Feature/caffe importer improvements (#3397)

* add mean image to ndarray converter * special handling for input layer type * added note about inconsistency of pooling with Caffe * add support for TanH and Sigmoid activations
apache · Sep 29, 2016 · 06583ee · 06583ee
1 parent b0f0b81
commit 06583ee
Show file tree

Hide file tree

Showing 3 changed files with 65 additions and 0 deletions.
diff --git a/tools/caffe_converter/README.md b/tools/caffe_converter/README.md
@@ -35,3 +35,6 @@ For example: `python convert_model.py VGG_ILSVRC_16_layers_deploy.prototxt VGG_I
 * We have verified the results of VGG_16/VGG_19 model and BVLC_googlenet results from Caffe model zoo.
 * The tool only supports single input and single output network.
 * The tool can only work with the L2LayerParameter in Caffe.
+* Caffe uses a convention for multi-strided pooling output shape inconsistent with MXNet
+    * This importer doesn't handle this problem properly yet
+    * And example of this failure is importing bvlc_Googlenet.
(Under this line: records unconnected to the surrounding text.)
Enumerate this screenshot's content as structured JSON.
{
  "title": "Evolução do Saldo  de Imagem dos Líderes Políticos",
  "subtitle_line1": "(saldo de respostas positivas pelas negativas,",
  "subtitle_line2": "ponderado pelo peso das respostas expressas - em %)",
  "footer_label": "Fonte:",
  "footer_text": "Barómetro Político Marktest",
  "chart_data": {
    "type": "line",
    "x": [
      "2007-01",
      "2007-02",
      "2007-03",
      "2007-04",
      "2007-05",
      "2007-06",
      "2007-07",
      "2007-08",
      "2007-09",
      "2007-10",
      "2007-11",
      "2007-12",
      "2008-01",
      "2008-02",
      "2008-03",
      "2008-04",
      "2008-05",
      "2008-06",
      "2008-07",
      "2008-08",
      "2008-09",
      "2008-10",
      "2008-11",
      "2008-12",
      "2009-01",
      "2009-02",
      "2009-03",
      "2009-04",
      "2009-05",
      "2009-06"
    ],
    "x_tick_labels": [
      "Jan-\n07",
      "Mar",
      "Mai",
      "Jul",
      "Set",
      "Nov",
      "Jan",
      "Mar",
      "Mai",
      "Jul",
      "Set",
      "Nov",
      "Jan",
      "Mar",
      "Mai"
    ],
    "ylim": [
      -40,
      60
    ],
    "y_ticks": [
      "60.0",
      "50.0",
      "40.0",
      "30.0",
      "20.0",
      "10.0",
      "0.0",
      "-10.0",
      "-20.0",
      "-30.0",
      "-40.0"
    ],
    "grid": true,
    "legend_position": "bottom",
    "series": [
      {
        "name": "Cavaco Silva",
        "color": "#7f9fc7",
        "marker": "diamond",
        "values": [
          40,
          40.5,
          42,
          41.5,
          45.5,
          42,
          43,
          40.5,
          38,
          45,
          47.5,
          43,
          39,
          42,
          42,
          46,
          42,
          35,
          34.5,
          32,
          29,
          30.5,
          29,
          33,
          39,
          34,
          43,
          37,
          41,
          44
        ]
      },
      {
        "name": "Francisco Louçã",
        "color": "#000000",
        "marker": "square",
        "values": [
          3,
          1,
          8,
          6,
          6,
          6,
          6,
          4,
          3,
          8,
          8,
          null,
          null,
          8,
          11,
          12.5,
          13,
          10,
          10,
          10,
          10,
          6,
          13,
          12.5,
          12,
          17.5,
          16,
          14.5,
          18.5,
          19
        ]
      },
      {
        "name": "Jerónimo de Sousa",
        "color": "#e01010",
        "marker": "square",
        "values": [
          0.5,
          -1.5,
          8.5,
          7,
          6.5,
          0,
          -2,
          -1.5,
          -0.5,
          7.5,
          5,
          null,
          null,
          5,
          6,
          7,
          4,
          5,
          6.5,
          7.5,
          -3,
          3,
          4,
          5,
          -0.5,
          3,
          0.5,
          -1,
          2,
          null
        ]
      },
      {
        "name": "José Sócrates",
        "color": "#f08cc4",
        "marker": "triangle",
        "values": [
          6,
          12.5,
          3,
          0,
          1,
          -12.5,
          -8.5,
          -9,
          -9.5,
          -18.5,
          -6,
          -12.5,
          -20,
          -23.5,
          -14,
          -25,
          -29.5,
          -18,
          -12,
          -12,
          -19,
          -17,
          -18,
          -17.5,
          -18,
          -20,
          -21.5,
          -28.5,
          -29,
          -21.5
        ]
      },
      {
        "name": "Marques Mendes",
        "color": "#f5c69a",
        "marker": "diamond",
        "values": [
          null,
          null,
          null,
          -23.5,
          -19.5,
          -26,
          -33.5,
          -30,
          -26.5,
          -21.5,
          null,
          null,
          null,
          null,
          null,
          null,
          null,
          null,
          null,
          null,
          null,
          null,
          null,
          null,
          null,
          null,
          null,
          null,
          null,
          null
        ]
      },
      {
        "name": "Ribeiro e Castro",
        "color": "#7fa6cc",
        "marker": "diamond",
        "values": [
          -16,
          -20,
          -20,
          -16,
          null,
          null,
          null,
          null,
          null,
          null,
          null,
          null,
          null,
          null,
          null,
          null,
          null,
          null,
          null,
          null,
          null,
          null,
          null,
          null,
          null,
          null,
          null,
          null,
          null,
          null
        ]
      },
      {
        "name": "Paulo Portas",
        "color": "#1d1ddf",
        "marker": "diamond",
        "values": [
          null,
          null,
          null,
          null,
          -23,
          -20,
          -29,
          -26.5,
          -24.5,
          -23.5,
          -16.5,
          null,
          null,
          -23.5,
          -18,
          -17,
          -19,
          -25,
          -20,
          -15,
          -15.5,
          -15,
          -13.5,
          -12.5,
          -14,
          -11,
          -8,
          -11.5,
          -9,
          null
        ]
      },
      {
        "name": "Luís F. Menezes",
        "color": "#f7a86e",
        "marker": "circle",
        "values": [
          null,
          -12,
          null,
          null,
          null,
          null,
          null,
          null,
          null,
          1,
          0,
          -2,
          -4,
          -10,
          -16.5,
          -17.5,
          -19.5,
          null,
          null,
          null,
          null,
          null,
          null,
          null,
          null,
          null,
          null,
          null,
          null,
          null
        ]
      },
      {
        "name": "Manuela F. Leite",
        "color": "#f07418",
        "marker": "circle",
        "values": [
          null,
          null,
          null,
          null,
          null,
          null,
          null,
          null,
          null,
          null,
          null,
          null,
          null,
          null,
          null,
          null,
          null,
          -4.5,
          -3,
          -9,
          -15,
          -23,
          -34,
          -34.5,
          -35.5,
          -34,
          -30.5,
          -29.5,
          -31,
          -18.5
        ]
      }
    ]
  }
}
The user needs to add padding to stride-2 pooling to make this work right now.
diff --git a/tools/caffe_converter/convert_symbol.py b/tools/caffe_converter/convert_symbol.py
@@ -77,6 +77,12 @@ def proto2script(proto_file):
         input_dim = proto.input_dim
     elif len(proto.input_shape) > 0: 
         input_dim = proto.input_shape[0].dim
+    elif (layer[0].type == "Input"):
+        input_dim = layer[0].input_param.shape._values[0].dim
+        layer.pop(0)
+    else:
+        raise Exception('Invalid proto file.')   
+
     # We assume the first bottom blob of first layer is the output from data layer
     input_name = layer[0].bottom[0]
     output_name = ""
@@ -116,6 +122,14 @@ def proto2script(proto_file):
             type_string = 'mx.symbol.Activation'
             param_string = "act_type='relu'"
             need_flatten[name] = need_flatten[mapping[layer[i].bottom[0]]]
+        if layer[i].type == 'TanH' or layer[i].type == 23:
+            type_string = 'mx.symbol.Activation'
+            param_string = "act_type='tanh'"
+            need_flatten[name] = need_flatten[mapping[layer[i].bottom[0]]]
+        if layer[i].type == 'Sigmoid' or layer[i].type == 19:
+            type_string = 'mx.symbol.Activation'
+            param_string = "act_type='sigmoid'"
+            need_flatten[name] = need_flatten[mapping[layer[i].bottom[0]]]
         if layer[i].type == 'LRN' or layer[i].type == 15:
             type_string = 'mx.symbol.LRN'
             param = layer[i].lrn_param

diff --git a/tools/caffe_converter/mean_image.py b/tools/caffe_converter/mean_image.py
@@ -0,0 +1,48 @@
+import mxnet as mx
+import numpy as np
+import argparse
+
+caffe_flag = True
+try:
+    import caffe
+    from caffe.proto import caffe_pb2
+except ImportError:
+    caffe_flag = False
+    import caffe_parse.caffe_pb2
+
+def protoBlobFileToND(protofile):
+    data = ''
+    file = open(protofile, "r")
+    if not file:
+        raise self.ProcessException("ERROR (" + protofile + ")!")
+    data = file.read()
+    file.close()
+
+    if caffe_flag:
+        mean_blob = caffe.proto.caffe_pb2.BlobProto()
+    else:
+        mean_blob = caffe_parse.caffe_pb2.BlobProto()
+
+    mean_blob.ParseFromString(data)
+    img_mean_np = np.array(mean_blob.data)
+    img_mean_np = img_mean_np.reshape(
+        mean_blob.channels, mean_blob.height, mean_blob.width
+    )
+    # swap channels from Caffe BGR to RGB
+    img_mean_np2 = img_mean_np
+    img_mean_np[0] = img_mean_np2[2]
+    img_mean_np[2] = img_mean_np2[0]
+    return mx.nd.array(img_mean_np)
+
+def main():
+    parser = argparse.ArgumentParser(description='Caffe prototxt to mxnet model parameter converter.\
+                    Note that only basic functions are implemented. You are welcomed to contribute to this file.')
+    parser.add_argument('mean_image_proto', help='The protobuf file in Caffe format')
+    parser.add_argument('save_name', help='The name of the output file prefix')
+    args = parser.parse_args()
+    nd = protoBlobFileToND(args.mean_image_proto)
+    mx.nd.save(args.save_name + ".nd", {"mean_image": nd})
+
+
+if __name__ == '__main__':
+    main()